San Francisco declared itself a sanctuary city more than two decades ago and continues to advertise itself as a place of refuge for immigrants. In 1989, the city passed an ordinance banning officials from enforcing immigration laws or asking about immigration status, unless required by law or court order. In 2009, it began issuing municipal identification cards that can be used to obtain a public library card and sign up for parks programs.
Today, San Francisco is one of more than 200 jurisdictions that have stopped fully honoring detainers.
The localities span a broad spectrum on how far they go to welcome immigrants or whether they’re trying to assist them at all. A big distinction is the reasoning behind local detainer policies. Places like Cook County, Illinois, and Santa Clara County, California, are trying to cultivate trust of police in immigrant communities. Others, such as San Bernardino and Riverside counties in California, cite fear of getting sued.
“When you use the term sanctuary city, it implies a policy decision that’s been made about how the city should engage with the immigrant community, and most of the detainer policies were adopted to address the legal concerns,” said Jennie Pasquarella, a staff attorney with the American Civil Liberties Union of Southern California.
Mark Krikorian, executive director of the anti-illegal immigration Center for Immigration Cities, acknowledged the difference but said the net effect was similar whether a city wanted to work with ICE or not.
“Some may cooperate here but not there. Some may cooperate on certain matters but not other matters. But any jurisdiction that does not cooperate fully with federal immigration authorities seems to me qualifies as a sanctuary city,” he said.
Last year, a spate of localities that had long worked closely with ICE stopped honoring detainers in response to the ruling in Oregon. In response, immigration authorities said they would start asking police to simply notify them when a suspected illegal immigrant is about to get released — not necessarily detain them. They believe the new approach, combined with a focus on more serious offenders, will lead to better collaboration from local law enforcement.
In populous Southern California, immigration agents have tended to work more closely with sheriff’s departments that run the county jails, where most serious offenders wind up. Smaller city jails like the one in Huntington Beach usually serve as short-term holding centers for misdemeanor arrests.

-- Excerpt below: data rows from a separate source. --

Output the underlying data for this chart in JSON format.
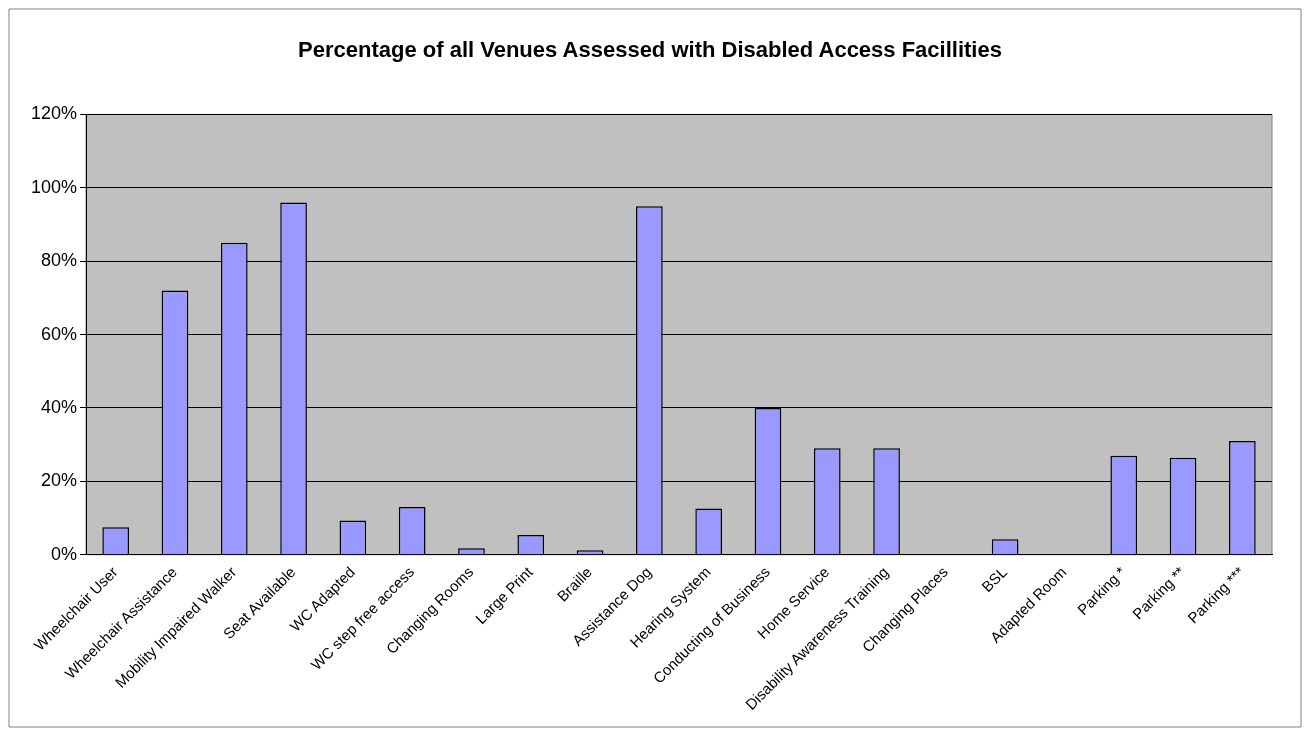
{
  "chart_data": {
    "type": "bar",
    "title": "Percentage of all Venues Assessed with Disabled Access Facillities",
    "categories": [
      "Wheelchair User",
      "Wheelchair Assistance",
      "Mobility Impaired Walker",
      "Seat Available",
      "WC Adapted",
      "WC step free access",
      "Changing Rooms",
      "Large Print",
      "Braille",
      "Assistance Dog",
      "Hearing System",
      "Conducting of Business",
      "Home Service",
      "Disability Awareness Training",
      "Changing Places",
      "BSL",
      "Adapted Room",
      "Parking *",
      "Parking **",
      "Parking ***"
    ],
    "values": [
      7.5,
      72,
      85,
      96,
      9.3,
      13,
      1.8,
      5.4,
      1.2,
      95,
      12.6,
      40,
      29,
      29,
      0,
      4.2,
      0,
      27,
      26.4,
      31
    ],
    "color": "#9999ff",
    "ylim": [
      0,
      120
    ],
    "yticks": [
      {
        "value": 0,
        "label": "0%"
      },
      {
        "value": 20,
        "label": "20%"
      },
      {
        "value": 40,
        "label": "40%"
      },
      {
        "value": 60,
        "label": "60%"
      },
      {
        "value": 80,
        "label": "80%"
      },
      {
        "value": 100,
        "label": "100%"
      },
      {
        "value": 120,
        "label": "120%"
      }
    ],
    "grid": "y",
    "legend": false
  }
}
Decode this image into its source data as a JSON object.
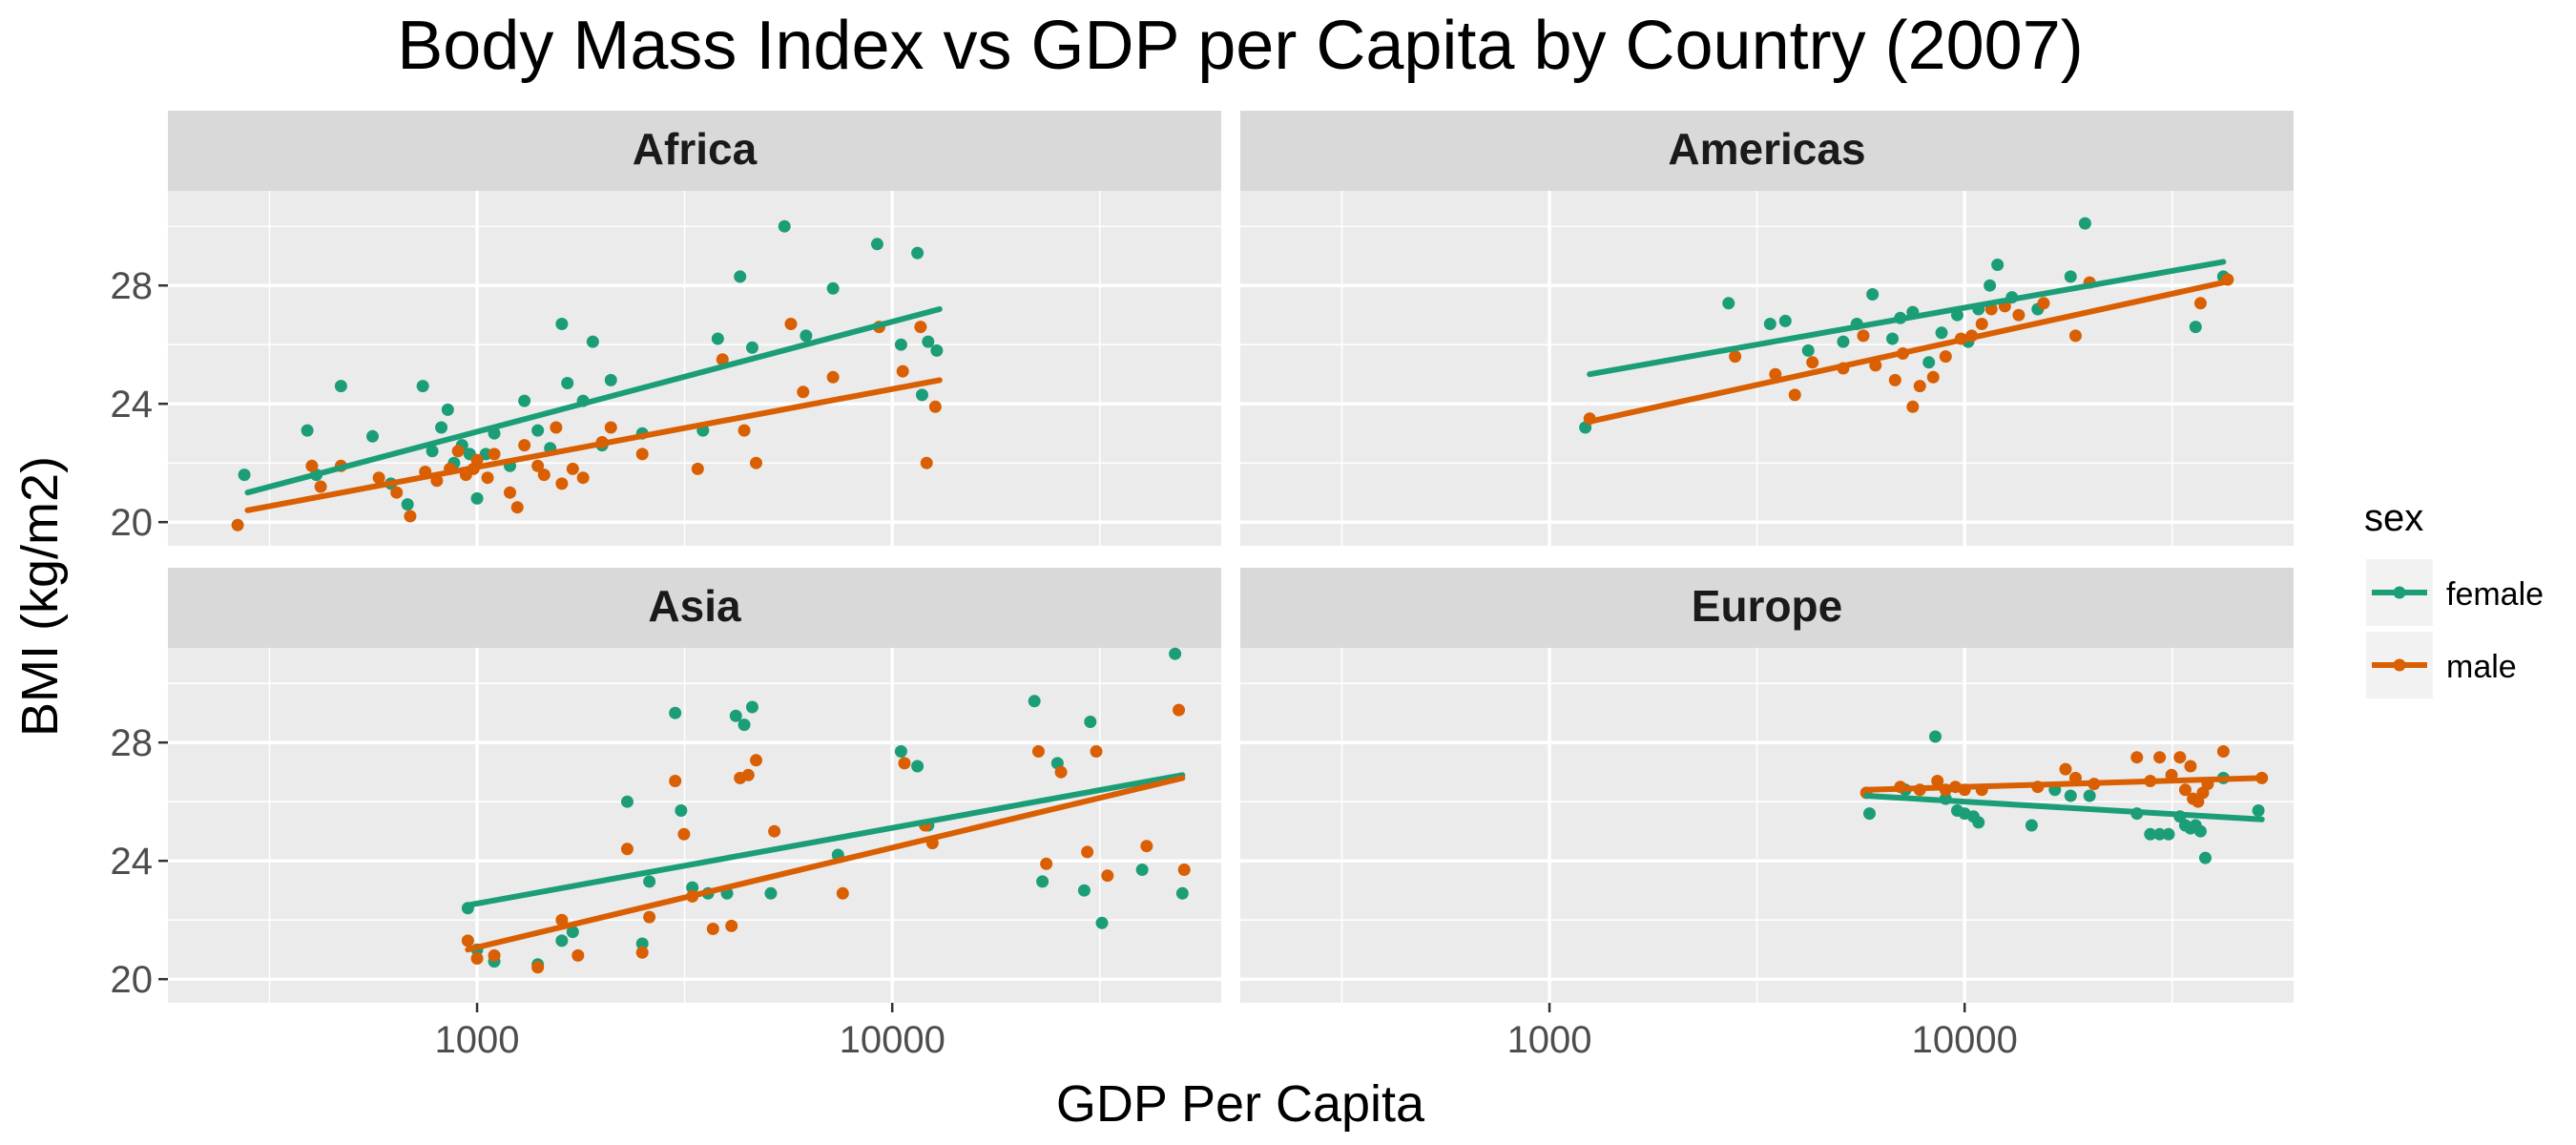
{
  "chart_data": {
    "type": "scatter",
    "title": "Body Mass Index vs GDP per Capita by Country (2007)",
    "xlabel": "GDP Per Capita",
    "ylabel": "BMI (kg/m2)",
    "x_scale": "log10",
    "xlim": [
      180,
      62000
    ],
    "ylim": [
      19.2,
      31.2
    ],
    "x_ticks": [
      1000,
      10000
    ],
    "x_tick_labels": [
      "1000",
      "10000"
    ],
    "y_ticks": [
      20,
      24,
      28
    ],
    "y_tick_labels": [
      "20",
      "24",
      "28"
    ],
    "grid": true,
    "legend": {
      "title": "sex",
      "placement": "right",
      "entries": [
        {
          "label": "female",
          "color": "#1b9e77"
        },
        {
          "label": "male",
          "color": "#d95f02"
        }
      ]
    },
    "panels": [
      {
        "name": "Africa",
        "fits": {
          "female": {
            "x": [
              280,
              13000
            ],
            "y": [
              21.0,
              27.2
            ]
          },
          "male": {
            "x": [
              280,
              13000
            ],
            "y": [
              20.4,
              24.8
            ]
          }
        },
        "female": [
          [
            275,
            21.6
          ],
          [
            390,
            23.1
          ],
          [
            410,
            21.6
          ],
          [
            470,
            24.6
          ],
          [
            560,
            22.9
          ],
          [
            620,
            21.3
          ],
          [
            680,
            20.6
          ],
          [
            740,
            24.6
          ],
          [
            780,
            22.4
          ],
          [
            820,
            23.2
          ],
          [
            850,
            23.8
          ],
          [
            880,
            22.0
          ],
          [
            920,
            22.6
          ],
          [
            960,
            22.3
          ],
          [
            1000,
            20.8
          ],
          [
            1050,
            22.3
          ],
          [
            1100,
            23.0
          ],
          [
            1200,
            21.9
          ],
          [
            1300,
            24.1
          ],
          [
            1400,
            23.1
          ],
          [
            1500,
            22.5
          ],
          [
            1600,
            26.7
          ],
          [
            1650,
            24.7
          ],
          [
            1800,
            24.1
          ],
          [
            1900,
            26.1
          ],
          [
            2000,
            22.6
          ],
          [
            2100,
            24.8
          ],
          [
            2500,
            23.0
          ],
          [
            3500,
            23.1
          ],
          [
            3800,
            26.2
          ],
          [
            4300,
            28.3
          ],
          [
            4600,
            25.9
          ],
          [
            5500,
            30.0
          ],
          [
            6200,
            26.3
          ],
          [
            7200,
            27.9
          ],
          [
            9200,
            29.4
          ],
          [
            10500,
            26.0
          ],
          [
            11500,
            29.1
          ],
          [
            11800,
            24.3
          ],
          [
            12200,
            26.1
          ],
          [
            12800,
            25.8
          ]
        ],
        "male": [
          [
            265,
            19.9
          ],
          [
            400,
            21.9
          ],
          [
            420,
            21.2
          ],
          [
            470,
            21.9
          ],
          [
            580,
            21.5
          ],
          [
            640,
            21.0
          ],
          [
            690,
            20.2
          ],
          [
            750,
            21.7
          ],
          [
            800,
            21.4
          ],
          [
            860,
            21.8
          ],
          [
            900,
            22.4
          ],
          [
            940,
            21.6
          ],
          [
            980,
            21.8
          ],
          [
            1000,
            22.1
          ],
          [
            1060,
            21.5
          ],
          [
            1100,
            22.3
          ],
          [
            1200,
            21.0
          ],
          [
            1250,
            20.5
          ],
          [
            1300,
            22.6
          ],
          [
            1400,
            21.9
          ],
          [
            1450,
            21.6
          ],
          [
            1550,
            23.2
          ],
          [
            1600,
            21.3
          ],
          [
            1700,
            21.8
          ],
          [
            1800,
            21.5
          ],
          [
            2000,
            22.7
          ],
          [
            2100,
            23.2
          ],
          [
            2500,
            22.3
          ],
          [
            3400,
            21.8
          ],
          [
            3900,
            25.5
          ],
          [
            4400,
            23.1
          ],
          [
            4700,
            22.0
          ],
          [
            5700,
            26.7
          ],
          [
            6100,
            24.4
          ],
          [
            7200,
            24.9
          ],
          [
            9300,
            26.6
          ],
          [
            10600,
            25.1
          ],
          [
            11700,
            26.6
          ],
          [
            12100,
            22.0
          ],
          [
            12700,
            23.9
          ]
        ]
      },
      {
        "name": "Americas",
        "fits": {
          "female": {
            "x": [
              1250,
              42000
            ],
            "y": [
              25.0,
              28.8
            ]
          },
          "male": {
            "x": [
              1250,
              42000
            ],
            "y": [
              23.4,
              28.1
            ]
          }
        },
        "female": [
          [
            1220,
            23.2
          ],
          [
            2700,
            27.4
          ],
          [
            3400,
            26.7
          ],
          [
            3700,
            26.8
          ],
          [
            4200,
            25.8
          ],
          [
            5100,
            26.1
          ],
          [
            5500,
            26.7
          ],
          [
            6000,
            27.7
          ],
          [
            6700,
            26.2
          ],
          [
            7000,
            26.9
          ],
          [
            7500,
            27.1
          ],
          [
            8200,
            25.4
          ],
          [
            8800,
            26.4
          ],
          [
            9600,
            27.0
          ],
          [
            10200,
            26.1
          ],
          [
            10800,
            27.2
          ],
          [
            11500,
            28.0
          ],
          [
            12000,
            28.7
          ],
          [
            13000,
            27.6
          ],
          [
            15000,
            27.2
          ],
          [
            18000,
            28.3
          ],
          [
            19500,
            30.1
          ],
          [
            36000,
            26.6
          ],
          [
            42000,
            28.3
          ]
        ],
        "male": [
          [
            1250,
            23.5
          ],
          [
            2800,
            25.6
          ],
          [
            3500,
            25.0
          ],
          [
            3900,
            24.3
          ],
          [
            4300,
            25.4
          ],
          [
            5100,
            25.2
          ],
          [
            5700,
            26.3
          ],
          [
            6100,
            25.3
          ],
          [
            6800,
            24.8
          ],
          [
            7100,
            25.7
          ],
          [
            7500,
            23.9
          ],
          [
            7800,
            24.6
          ],
          [
            8400,
            24.9
          ],
          [
            9000,
            25.6
          ],
          [
            9800,
            26.2
          ],
          [
            10400,
            26.3
          ],
          [
            11000,
            26.7
          ],
          [
            11600,
            27.2
          ],
          [
            12500,
            27.3
          ],
          [
            13500,
            27.0
          ],
          [
            15500,
            27.4
          ],
          [
            18500,
            26.3
          ],
          [
            20000,
            28.1
          ],
          [
            37000,
            27.4
          ],
          [
            43000,
            28.2
          ]
        ]
      },
      {
        "name": "Asia",
        "fits": {
          "female": {
            "x": [
              950,
              50000
            ],
            "y": [
              22.5,
              26.9
            ]
          },
          "male": {
            "x": [
              950,
              50000
            ],
            "y": [
              21.0,
              26.8
            ]
          }
        },
        "female": [
          [
            950,
            22.4
          ],
          [
            1000,
            21.0
          ],
          [
            1100,
            20.6
          ],
          [
            1400,
            20.5
          ],
          [
            1600,
            21.3
          ],
          [
            1700,
            21.6
          ],
          [
            2300,
            26.0
          ],
          [
            2500,
            21.2
          ],
          [
            2600,
            23.3
          ],
          [
            3000,
            29.0
          ],
          [
            3100,
            25.7
          ],
          [
            3300,
            23.1
          ],
          [
            3600,
            22.9
          ],
          [
            4000,
            22.9
          ],
          [
            4200,
            28.9
          ],
          [
            4400,
            28.6
          ],
          [
            4600,
            29.2
          ],
          [
            5100,
            22.9
          ],
          [
            7400,
            24.2
          ],
          [
            10500,
            27.7
          ],
          [
            11500,
            27.2
          ],
          [
            12200,
            25.2
          ],
          [
            22000,
            29.4
          ],
          [
            23000,
            23.3
          ],
          [
            25000,
            27.3
          ],
          [
            29000,
            23.0
          ],
          [
            30000,
            28.7
          ],
          [
            32000,
            21.9
          ],
          [
            40000,
            23.7
          ],
          [
            48000,
            31.0
          ],
          [
            50000,
            22.9
          ]
        ],
        "male": [
          [
            950,
            21.3
          ],
          [
            1000,
            20.7
          ],
          [
            1100,
            20.8
          ],
          [
            1400,
            20.4
          ],
          [
            1600,
            22.0
          ],
          [
            1750,
            20.8
          ],
          [
            2300,
            24.4
          ],
          [
            2500,
            20.9
          ],
          [
            2600,
            22.1
          ],
          [
            3000,
            26.7
          ],
          [
            3150,
            24.9
          ],
          [
            3300,
            22.8
          ],
          [
            3700,
            21.7
          ],
          [
            4100,
            21.8
          ],
          [
            4300,
            26.8
          ],
          [
            4500,
            26.9
          ],
          [
            4700,
            27.4
          ],
          [
            5200,
            25.0
          ],
          [
            7600,
            22.9
          ],
          [
            10700,
            27.3
          ],
          [
            12000,
            25.2
          ],
          [
            12500,
            24.6
          ],
          [
            22500,
            27.7
          ],
          [
            23500,
            23.9
          ],
          [
            25500,
            27.0
          ],
          [
            29500,
            24.3
          ],
          [
            31000,
            27.7
          ],
          [
            33000,
            23.5
          ],
          [
            41000,
            24.5
          ],
          [
            49000,
            29.1
          ],
          [
            50500,
            23.7
          ]
        ]
      },
      {
        "name": "Europe",
        "fits": {
          "female": {
            "x": [
              5800,
              52000
            ],
            "y": [
              26.2,
              25.4
            ]
          },
          "male": {
            "x": [
              5800,
              52000
            ],
            "y": [
              26.4,
              26.8
            ]
          }
        },
        "female": [
          [
            5900,
            25.6
          ],
          [
            7200,
            26.4
          ],
          [
            8500,
            28.2
          ],
          [
            9000,
            26.1
          ],
          [
            9600,
            25.7
          ],
          [
            10000,
            25.6
          ],
          [
            10500,
            25.5
          ],
          [
            10800,
            25.3
          ],
          [
            14500,
            25.2
          ],
          [
            16500,
            26.4
          ],
          [
            18000,
            26.2
          ],
          [
            20000,
            26.2
          ],
          [
            26000,
            25.6
          ],
          [
            28000,
            24.9
          ],
          [
            29500,
            24.9
          ],
          [
            31000,
            24.9
          ],
          [
            33000,
            25.5
          ],
          [
            34000,
            25.2
          ],
          [
            35000,
            25.1
          ],
          [
            36000,
            25.2
          ],
          [
            37000,
            25.0
          ],
          [
            38000,
            24.1
          ],
          [
            42000,
            26.8
          ],
          [
            51000,
            25.7
          ]
        ],
        "male": [
          [
            5800,
            26.3
          ],
          [
            7000,
            26.5
          ],
          [
            7800,
            26.4
          ],
          [
            8600,
            26.7
          ],
          [
            9000,
            26.4
          ],
          [
            9500,
            26.5
          ],
          [
            10000,
            26.4
          ],
          [
            11000,
            26.4
          ],
          [
            15000,
            26.5
          ],
          [
            17500,
            27.1
          ],
          [
            18500,
            26.8
          ],
          [
            20500,
            26.6
          ],
          [
            26000,
            27.5
          ],
          [
            28000,
            26.7
          ],
          [
            29500,
            27.5
          ],
          [
            31500,
            26.9
          ],
          [
            33000,
            27.5
          ],
          [
            34000,
            26.4
          ],
          [
            35000,
            27.2
          ],
          [
            35500,
            26.1
          ],
          [
            36500,
            26.0
          ],
          [
            37500,
            26.3
          ],
          [
            38500,
            26.6
          ],
          [
            42000,
            27.7
          ],
          [
            52000,
            26.8
          ]
        ]
      }
    ]
  }
}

In the Orange County jail, deputies regularly interview immigrants about their legal status as part of a close collaboration with federal immigration agents. They tell them when someone they’ve flagged for possible deportation is due to be released. But the agency doesn’t hold people on the detainers due to legal concerns, said Steve Kea, assistant sheriff of custody operations.
“We are not a ‘sanctuary’ jurisdiction by any existing definition,” said Orange County undersheriff John Scott.